Second, the gatekeepers must introduce such measures, staying consistent with the premises of Article 32 GDPR, by ensuring a level of security of data that is appropriate to the risk posed by the changes imposed by the DMA on its business model (para 94). For instance, the gatekeeper can decide whether it allows third-party app and app store providers to gain access to certain sensitive information such as location, photos or contacts, but those measures cannot be more restrictive than they apply to their own services. In a similar vein to the vertical interoperability obligation, the gatekeeper cannot seek to impose distinct conditions of access to data or features on its ecosystem depending on the economic operator concerned.

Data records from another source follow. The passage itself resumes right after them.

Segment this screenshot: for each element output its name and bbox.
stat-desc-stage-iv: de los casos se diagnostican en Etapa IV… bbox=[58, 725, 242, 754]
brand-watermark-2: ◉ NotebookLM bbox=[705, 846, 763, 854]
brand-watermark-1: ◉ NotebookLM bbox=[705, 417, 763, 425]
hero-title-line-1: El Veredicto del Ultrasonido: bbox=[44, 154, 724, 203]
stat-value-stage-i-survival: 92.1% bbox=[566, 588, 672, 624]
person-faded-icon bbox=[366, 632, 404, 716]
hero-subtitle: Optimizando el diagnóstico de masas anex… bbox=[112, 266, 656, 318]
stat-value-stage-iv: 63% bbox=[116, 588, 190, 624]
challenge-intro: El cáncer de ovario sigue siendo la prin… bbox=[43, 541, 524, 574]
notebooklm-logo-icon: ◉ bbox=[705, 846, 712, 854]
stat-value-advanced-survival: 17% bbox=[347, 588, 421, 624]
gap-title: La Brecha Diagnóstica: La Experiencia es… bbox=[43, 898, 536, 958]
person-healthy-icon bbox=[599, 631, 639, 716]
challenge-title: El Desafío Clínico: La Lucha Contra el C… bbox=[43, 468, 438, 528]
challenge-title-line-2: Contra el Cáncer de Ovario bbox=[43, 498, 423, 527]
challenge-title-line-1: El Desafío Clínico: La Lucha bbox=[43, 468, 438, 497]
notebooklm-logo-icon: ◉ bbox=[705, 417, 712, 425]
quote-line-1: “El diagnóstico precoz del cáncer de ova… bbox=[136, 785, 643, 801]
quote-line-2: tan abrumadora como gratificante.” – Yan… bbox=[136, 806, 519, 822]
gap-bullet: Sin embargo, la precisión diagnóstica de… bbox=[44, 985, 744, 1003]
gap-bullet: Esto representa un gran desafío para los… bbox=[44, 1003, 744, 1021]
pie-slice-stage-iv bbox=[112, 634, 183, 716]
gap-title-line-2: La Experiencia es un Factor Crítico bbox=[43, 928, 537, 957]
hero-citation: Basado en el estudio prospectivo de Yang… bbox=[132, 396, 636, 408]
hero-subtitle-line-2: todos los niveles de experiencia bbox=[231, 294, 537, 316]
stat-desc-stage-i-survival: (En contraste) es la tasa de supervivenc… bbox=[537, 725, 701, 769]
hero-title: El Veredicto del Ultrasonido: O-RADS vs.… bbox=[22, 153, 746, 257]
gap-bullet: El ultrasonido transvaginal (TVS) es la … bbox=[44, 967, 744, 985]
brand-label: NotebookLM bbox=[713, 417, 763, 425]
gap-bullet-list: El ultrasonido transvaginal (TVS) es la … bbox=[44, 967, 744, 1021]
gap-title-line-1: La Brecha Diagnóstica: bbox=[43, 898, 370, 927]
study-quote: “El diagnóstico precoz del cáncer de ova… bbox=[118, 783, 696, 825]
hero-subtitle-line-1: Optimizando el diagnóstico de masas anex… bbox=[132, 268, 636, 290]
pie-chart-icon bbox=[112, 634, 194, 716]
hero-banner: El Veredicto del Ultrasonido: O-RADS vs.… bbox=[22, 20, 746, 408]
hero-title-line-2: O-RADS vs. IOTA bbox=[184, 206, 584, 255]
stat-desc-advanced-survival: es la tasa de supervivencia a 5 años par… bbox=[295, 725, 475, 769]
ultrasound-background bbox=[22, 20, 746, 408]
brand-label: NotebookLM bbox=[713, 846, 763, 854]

Third, the measures gatekeepers can take to protect integrity and security risks must be complemented by the implementation of additional measures to demonstrate their compliance with the GDPR and to enable Article 6(4) DMA to comply with their data protection obligations, such as enabling app store providers to seek valid consent to process data stored on the device of the end user by enabling them to present interfaces with consent prompts in the operating system of the gatekeeper or provide additional protections from malware (para 101). To some extent, the gatekeeper must counteract the imposition of restrictive measures based on GDPR considerations by making it easier for those data controllers concerned to comply with their requirements under the same regime.

A good first step

The draft Guidelines issued jointly by the EDPB and the EC signal a good first step in trying to reconcile the interplay between the GDPR and the DMA, although it must stay within a broader strategy of both public bodies to square the circle of such an intersection. As the Guidelines point out, the initial description and detailing of some of the implications of the GDPR in the DMA for the six provisions does not aim to be exhaustive in terms of setting out every single challenge arising from it. However, the Guidelines miss a gaping hole relating to the gatekeeper’s processing activities; the impact of AI and AI-enabled features on the interpretation of the GDPR in the DMA. If the topic is yet to be resolved in the context of data protection, it will be hardly easier to address when obligations such as Article 5(2) DMA are applied by the EC.

Aside from that, the Guidelines reaffirm that gatekeepers remain fully subject to GDPR obligations, but they also indicate that the DMA acts, in practice, as a lex specialis in certain contexts, imposing stricter constraints on data processing, combining, and cross-use activities. Although the statement may further strain the relationship between the regulations, acknowledging such an element may help (more than undermine) in securing enforcement and the DMA’s interpretation.